AUGUSTA, Maine — Gov. Paul LePage touted a recent Harvard University study Wednesday that he says proves Maine’s education system is “failing,” “dismal” and “stagnant,” and that Maine students are looked down upon when they go to other states for school or work.
At a press conference at the State House, LePage and Education Commissioner Stephen Bowen provided a general outline of a new education reform initiative — which they called the “ABC Plan” — with the promise that more detailed proposals are coming in the weeks and months ahead and will be ready for the next legislative session.
Among the proposals LePage says he intends to champion are holding low-performing schools accountable for their failures, perhaps by having state government take schools over in the most extreme cases where other interventions fail, and requiring any high school whose students require remedial coursework in college to pay for those courses. He also vowed to bring back a school choice bill that failed in the last legislative session.
“I don’t care where you go in this country. If you come from Maine you’re looked down upon,” said LePage. “Twenty years ago if you came from Maine, they couldn’t wait to get you into their school.”
The Harvard study referenced by LePage, which was released last week by the school’s Program on Education Policy and Governance & Education Next, found that among 41 states participating in the study, Maine ranked 40th in terms of its rate of improvement on standardized tests between 1992 and 2011.
While Maine’s improvement rate was low, the state’s students still score at or above average on the National Assessment of Education Progress in many areas, though Maine ’s former top rankings have eroded in the past two decades. In 1994, Maine’s rate of fourth-grade reading proficiency — considered by many to be a key indicator of long-term academic success or failure — stood at 41 percent. In 2011, after years of flat scores from Maine and improvements in other states, Maine had lost its lead and ranked even with the national average at 32 percent.
LePage also cited Department of Education data that indicates 54 percent of students entering the Maine Community College System, and more than 20 percent of students entering the university system require remedial coursework.
“We can all sit back and stick our heads in the sand and pretend we don’t have a problem, or we can get together to work on it,” said LePage, who specifically targeted organizations such as the Maine School Management Association and the Maine Education Association for opposing some of his initiatives. In the last session, those groups opposed a charter school bill, which passed, and a school choice bill, which didn’t.
“You can stand upstairs [between the Maine House and Senate chambers] and you can lobby all day but at the end of the day, you still have the same problem,” said LePage. “Commissioner Bowen and I have been trying to address this for two years now.

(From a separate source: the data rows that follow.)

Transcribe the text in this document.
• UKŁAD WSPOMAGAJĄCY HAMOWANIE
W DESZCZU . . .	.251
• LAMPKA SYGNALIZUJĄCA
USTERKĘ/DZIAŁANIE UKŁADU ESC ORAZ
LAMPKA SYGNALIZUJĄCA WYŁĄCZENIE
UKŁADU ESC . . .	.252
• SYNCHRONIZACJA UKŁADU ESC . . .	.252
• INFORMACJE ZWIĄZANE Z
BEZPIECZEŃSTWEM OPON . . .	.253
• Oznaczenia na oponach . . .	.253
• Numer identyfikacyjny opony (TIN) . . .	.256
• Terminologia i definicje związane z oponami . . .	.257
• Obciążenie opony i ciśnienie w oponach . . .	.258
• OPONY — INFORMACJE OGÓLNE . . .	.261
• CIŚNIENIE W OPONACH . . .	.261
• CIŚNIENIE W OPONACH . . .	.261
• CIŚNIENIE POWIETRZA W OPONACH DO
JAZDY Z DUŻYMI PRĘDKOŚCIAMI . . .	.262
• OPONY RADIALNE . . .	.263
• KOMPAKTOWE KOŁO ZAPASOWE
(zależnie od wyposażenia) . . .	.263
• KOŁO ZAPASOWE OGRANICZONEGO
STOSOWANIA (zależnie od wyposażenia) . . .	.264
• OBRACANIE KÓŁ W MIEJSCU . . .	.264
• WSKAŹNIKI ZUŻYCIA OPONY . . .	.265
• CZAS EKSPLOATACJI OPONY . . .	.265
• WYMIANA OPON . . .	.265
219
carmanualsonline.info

We know Maine’s educational system is lacking and we are here to share these results with you so that we can move in the right direction. This is a call to action.”
LePage and Bowen’s ABC Plan stands for accountability, meaning developing a way to assess school performance and providing assistance to those that are struggling; best practices, which means studying successes in other states and countries and emulating those methods here; and choice, which means giving Maine students the option of going to whichever school they wish. A bill proposing the latter initiative failed last year, but LePage and Bowen said they would revive it.
“These efforts will be our core focus as we head into the fall and winter,” said Bowen. “We will be working with national experts from high-performing states on these initiatives, and we will be bringing a number of proposals to the Legislature next session, which we believe will get Maine’s schools headed in the right direction.”
The Harvard study discussed by LePage has been the source of conflict between him and education leaders in recent days. Dale Douglass, executive director of the Maine School Management Association, wrote in a July 19 bulletin to the association’s members that LePage “misses the real story on student achievement in Maine.” He argued that Maine’s NAEP scores remain in the top tier nationally and that the state’s poor ranking in the Harvard study is because it becomes harder and harder to improve scores when the scores are already high compared to other states.
“Iowa and Maine, the report notes, were among the highest-performing states in 1992 and now have shown the least amount of gain,” wrote Douglass. “Mississippi and Louisiana, on the other hand, were among the lowest performing in 1992 and are now showing some of the most striking improvement.”
In a letter to LePage, Douglass said he is convinced that the governor’s criticisms of the Maine Education Association, the Maine Principals’ Association and the Maine School Management Association stems from those organizations’ opposition to LePage’s charter school and school choice initiatives.
In a response from LePage dated July 23, the governor dismissed Douglass’ arguments.
“Mr. Douglass, you just don’t get it,” wrote LePage. “Our educational system in Maine is not competing in the nation and or the world. It puts unions and superintendents before students, and leaves an unacceptable number of students behind.”